So far, AI research has mostly been about making things work. Now that AI capabilities are progressing rapidly, we need to ask ourselves: what if we succeed?
Most of today’s risks and harms from AI flow directly from the things AI was designed to do. Analyzing data from millions of consumers creates privacy risks. Using AI to make decisions about people is riddled with issues of fairness and social biases. Generative AI which produces convincing images and text can be used to spread misinformation. Automation brings societal and economic risks such as centralization and widespread unemployment. Military AI leads to arms race dynamics. These are all pressing issues worthy of serious research and activism effort. But something they have in common is that the risks flow directly from the intended application.
The advent of Artificial General Intelligence (AGI) — which I’ll define as the ability of a single system to act competently in a broad range of domains — adds important new elements. First, AGI systems (of which LLM-based chatbots are arguably a primitive example) bring risks in domains beyond those which they were designed for and which one might not naively think to check for, such as biotech, cyberwarfare, and autonomous replication. Second, AGI systems developed in the next few years could plausibly have some capability to operate autonomously, pursuing goals without human oversight. This combination of general capabilities and autonomy dramatically increases the “attack surface” we need to worry about and forces us to think ahead to understand the capabilities and motivational structures of AI systems that will be developed over the coming decade.

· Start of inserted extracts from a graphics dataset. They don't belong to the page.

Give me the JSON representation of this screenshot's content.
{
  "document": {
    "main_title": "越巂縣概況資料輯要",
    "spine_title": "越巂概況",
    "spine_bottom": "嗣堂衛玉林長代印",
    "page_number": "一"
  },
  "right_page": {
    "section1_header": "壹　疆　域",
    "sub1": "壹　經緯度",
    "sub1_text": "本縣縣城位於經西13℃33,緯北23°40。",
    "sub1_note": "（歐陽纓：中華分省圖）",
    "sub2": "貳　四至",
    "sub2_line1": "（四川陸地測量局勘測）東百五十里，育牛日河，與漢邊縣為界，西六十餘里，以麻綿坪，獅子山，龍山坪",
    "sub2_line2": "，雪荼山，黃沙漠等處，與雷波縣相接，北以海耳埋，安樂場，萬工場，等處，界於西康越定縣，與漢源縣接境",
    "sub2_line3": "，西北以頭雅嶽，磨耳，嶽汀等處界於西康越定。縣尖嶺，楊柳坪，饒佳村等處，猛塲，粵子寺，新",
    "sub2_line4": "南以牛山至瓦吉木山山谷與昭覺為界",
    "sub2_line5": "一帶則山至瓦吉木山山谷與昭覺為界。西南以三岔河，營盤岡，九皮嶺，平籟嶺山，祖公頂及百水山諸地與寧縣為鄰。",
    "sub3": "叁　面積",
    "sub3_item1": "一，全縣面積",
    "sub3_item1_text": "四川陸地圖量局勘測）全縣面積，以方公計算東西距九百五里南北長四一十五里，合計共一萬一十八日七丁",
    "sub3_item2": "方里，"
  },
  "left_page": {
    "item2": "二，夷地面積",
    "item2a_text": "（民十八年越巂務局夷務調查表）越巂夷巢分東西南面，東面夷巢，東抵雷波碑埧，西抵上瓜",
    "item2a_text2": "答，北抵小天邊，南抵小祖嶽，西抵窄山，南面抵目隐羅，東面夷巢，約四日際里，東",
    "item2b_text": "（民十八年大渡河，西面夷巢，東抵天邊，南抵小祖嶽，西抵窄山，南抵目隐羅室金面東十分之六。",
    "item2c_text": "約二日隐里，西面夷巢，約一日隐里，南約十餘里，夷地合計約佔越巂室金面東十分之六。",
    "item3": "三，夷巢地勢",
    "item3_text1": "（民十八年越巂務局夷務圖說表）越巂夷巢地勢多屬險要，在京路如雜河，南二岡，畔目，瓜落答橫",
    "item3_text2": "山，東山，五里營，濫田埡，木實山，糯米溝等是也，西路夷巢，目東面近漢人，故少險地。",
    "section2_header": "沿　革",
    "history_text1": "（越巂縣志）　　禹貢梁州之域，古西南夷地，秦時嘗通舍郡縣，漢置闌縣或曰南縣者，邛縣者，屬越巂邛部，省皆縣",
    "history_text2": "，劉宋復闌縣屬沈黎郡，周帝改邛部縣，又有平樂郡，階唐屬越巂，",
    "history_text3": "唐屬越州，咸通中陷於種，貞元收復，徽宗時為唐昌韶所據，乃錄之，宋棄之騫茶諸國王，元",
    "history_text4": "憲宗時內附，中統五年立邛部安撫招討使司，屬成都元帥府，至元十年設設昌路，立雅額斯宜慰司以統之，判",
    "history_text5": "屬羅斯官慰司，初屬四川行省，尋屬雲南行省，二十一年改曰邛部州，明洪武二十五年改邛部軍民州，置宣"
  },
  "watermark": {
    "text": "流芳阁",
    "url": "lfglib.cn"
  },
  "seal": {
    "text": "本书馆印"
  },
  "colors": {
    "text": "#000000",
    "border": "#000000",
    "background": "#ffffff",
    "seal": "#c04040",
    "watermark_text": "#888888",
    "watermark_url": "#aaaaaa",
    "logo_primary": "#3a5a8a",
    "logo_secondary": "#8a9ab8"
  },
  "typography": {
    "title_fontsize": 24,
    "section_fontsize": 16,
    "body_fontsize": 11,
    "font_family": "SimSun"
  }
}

What is “alignment”? As AI systems start to behave less like tools and more like agents that pursue goals in surprising ways, the important question becomes whether their motivational structures are aligned with human values. It’s a little ambiguous how good a match this concept is for LLMs — this is one of the things we need to figure out! — but we need to be prepared for a future in which AGI systems are much more autonomous and agentic than we’re used to. (Or alternatively, coordinate to prevent such a future until we’re ready!)
How do we study the risks from something that doesn’t yet exist? Roughly the first half of the course will focus on idealized models of powerful AI systems, including optimal planners and universal induction. Such models have the advantage that we can often make precise statements about how they would behave. While they will certainly differ from future AI systems in crucial ways, they give us a handle for reasoning about future systems because we can poke at the assumptions and see if the conclusions are likely to change.

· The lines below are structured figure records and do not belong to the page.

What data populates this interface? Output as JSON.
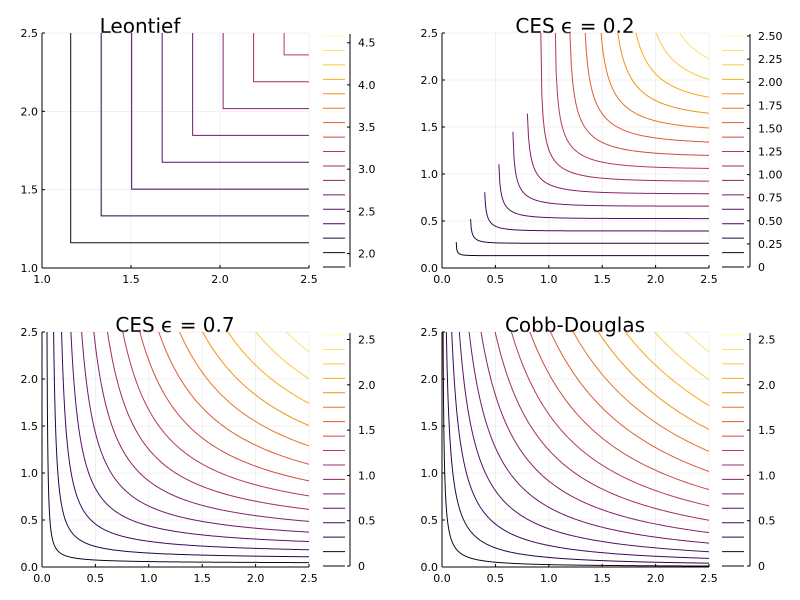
{
  "chart_data": [
    {
      "type": "contour",
      "title": "Leontief",
      "function": "leontief",
      "x": {
        "min": 1.0,
        "max": 2.5,
        "ticks": [
          1.0,
          1.5,
          2.0,
          2.5
        ],
        "tick_labels": [
          "1.0",
          "1.5",
          "2.0",
          "2.5"
        ]
      },
      "y": {
        "min": 1.0,
        "max": 2.5,
        "ticks": [
          1.0,
          1.5,
          2.0,
          2.5
        ],
        "tick_labels": [
          "1.0",
          "1.5",
          "2.0",
          "2.5"
        ]
      },
      "levels": {
        "min": 1.84,
        "max": 4.58,
        "count": 17
      },
      "colorbar": {
        "min": 1.84,
        "max": 4.58,
        "ticks": [
          2.0,
          2.5,
          3.0,
          3.5,
          4.0,
          4.5
        ],
        "tick_labels": [
          "2.0",
          "2.5",
          "3.0",
          "3.5",
          "4.0",
          "4.5"
        ]
      },
      "grid": true
    },
    {
      "type": "contour",
      "title": "CES ϵ = 0.2",
      "function": "ces",
      "epsilon": 0.2,
      "x": {
        "min": 0.0,
        "max": 2.5,
        "ticks": [
          0.0,
          0.5,
          1.0,
          1.5,
          2.0,
          2.5
        ],
        "tick_labels": [
          "0.0",
          "0.5",
          "1.0",
          "1.5",
          "2.0",
          "2.5"
        ]
      },
      "y": {
        "min": 0.0,
        "max": 2.5,
        "ticks": [
          0.0,
          0.5,
          1.0,
          1.5,
          2.0,
          2.5
        ],
        "tick_labels": [
          "0.0",
          "0.5",
          "1.0",
          "1.5",
          "2.0",
          "2.5"
        ]
      },
      "levels": {
        "min": 0.0,
        "max": 2.5,
        "count": 17
      },
      "colorbar": {
        "min": 0.0,
        "max": 2.5,
        "ticks": [
          0,
          0.25,
          0.5,
          0.75,
          1.0,
          1.25,
          1.5,
          1.75,
          2.0,
          2.25,
          2.5
        ],
        "tick_labels": [
          "0",
          "0.25",
          "0.50",
          "0.75",
          "1.00",
          "1.25",
          "1.50",
          "1.75",
          "2.00",
          "2.25",
          "2.50"
        ]
      },
      "grid": true
    },
    {
      "type": "contour",
      "title": "CES ϵ = 0.7",
      "function": "ces",
      "epsilon": 0.7,
      "x": {
        "min": 0.0,
        "max": 2.5,
        "ticks": [
          0.0,
          0.5,
          1.0,
          1.5,
          2.0,
          2.5
        ],
        "tick_labels": [
          "0.0",
          "0.5",
          "1.0",
          "1.5",
          "2.0",
          "2.5"
        ]
      },
      "y": {
        "min": 0.0,
        "max": 2.5,
        "ticks": [
          0.0,
          0.5,
          1.0,
          1.5,
          2.0,
          2.5
        ],
        "tick_labels": [
          "0.0",
          "0.5",
          "1.0",
          "1.5",
          "2.0",
          "2.5"
        ]
      },
      "levels": {
        "min": 0.0,
        "max": 2.55,
        "count": 17
      },
      "colorbar": {
        "min": 0.0,
        "max": 2.55,
        "ticks": [
          0,
          0.5,
          1.0,
          1.5,
          2.0,
          2.5
        ],
        "tick_labels": [
          "0",
          "0.5",
          "1.0",
          "1.5",
          "2.0",
          "2.5"
        ]
      },
      "grid": true
    },
    {
      "type": "contour",
      "title": "Cobb-Douglas",
      "function": "cobb_douglas",
      "x": {
        "min": 0.0,
        "max": 2.5,
        "ticks": [
          0.0,
          0.5,
          1.0,
          1.5,
          2.0,
          2.5
        ],
        "tick_labels": [
          "0.0",
          "0.5",
          "1.0",
          "1.5",
          "2.0",
          "2.5"
        ]
      },
      "y": {
        "min": 0.0,
        "max": 2.5,
        "ticks": [
          0.0,
          0.5,
          1.0,
          1.5,
          2.0,
          2.5
        ],
        "tick_labels": [
          "0.0",
          "0.5",
          "1.0",
          "1.5",
          "2.0",
          "2.5"
        ]
      },
      "levels": {
        "min": 0.0,
        "max": 2.55,
        "count": 17
      },
      "colorbar": {
        "min": 0.0,
        "max": 2.55,
        "ticks": [
          0,
          0.5,
          1.0,
          1.5,
          2.0,
          2.5
        ],
        "tick_labels": [
          "0",
          "0.5",
          "1.0",
          "1.5",
          "2.0",
          "2.5"
        ]
      },
      "grid": true
    }
  ],
  "colors": {
    "colormap": [
      "#000004",
      "#420A68",
      "#932667",
      "#DD513A",
      "#FCA50A",
      "#FCFFA4"
    ],
    "axis": "#000000",
    "grid": "#e6e6e6"
  }
}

Roughly the second half of the course will focus on practical safety and alignment techniques in the context of large language models. This will include RL from human feedback, mechanistic interpretability, robust harmlessness, and scalable oversight. We’ll also look at combining LLMs with social choice theory in order to aggregate the preferences of diverse humans.
AI alignment is a very new area. To the best of my knowledge, this is the fifth time the subject was taught as a regular course at a major university. (All but one of the others were created in the last 6 months.) Furthermore, the field has mostly developed outside the academic mainstream, with many of the foundational ideas scattered across the Internet in forms that don’t make them easy to absorb or evaluate. This doesn’t make it easy for newcomers. We’ll use NeurIPS-like research papers where possible, and otherwise try to give tips for interpreting the broader literature.
The course will use a hybrid format. For topics that are well covered in the published literature (e.g. robustness and mechanistic interpretability), we’ll use a seminar format, with paper presentations and discussions. For topics that haven’t yet been organized in a way that makes them accessible to AI researchers, I’ll use a lecture format. Most of these topics have never been taught as part of a course like this, so the organization will be very experimental. Thank you for being the guinea pigs.
Part of the goal of a graduate course is to teach the philosophies, norms, and strategies for doing research in a domain. Since alignment is a nascent field, all of these are just being figured out. Furthermore, the problem of evaluating and mitigating risks from systems that don’t yet exist (and whose very design is uncertain!) is very different from the ones we ordinarily face as computer scientists, and requires a different set of skills from the ones we’ve spent years developing. I’ll do my best to convey some of the research principles, but please be aware that we’re all trying to figure them out as we go along.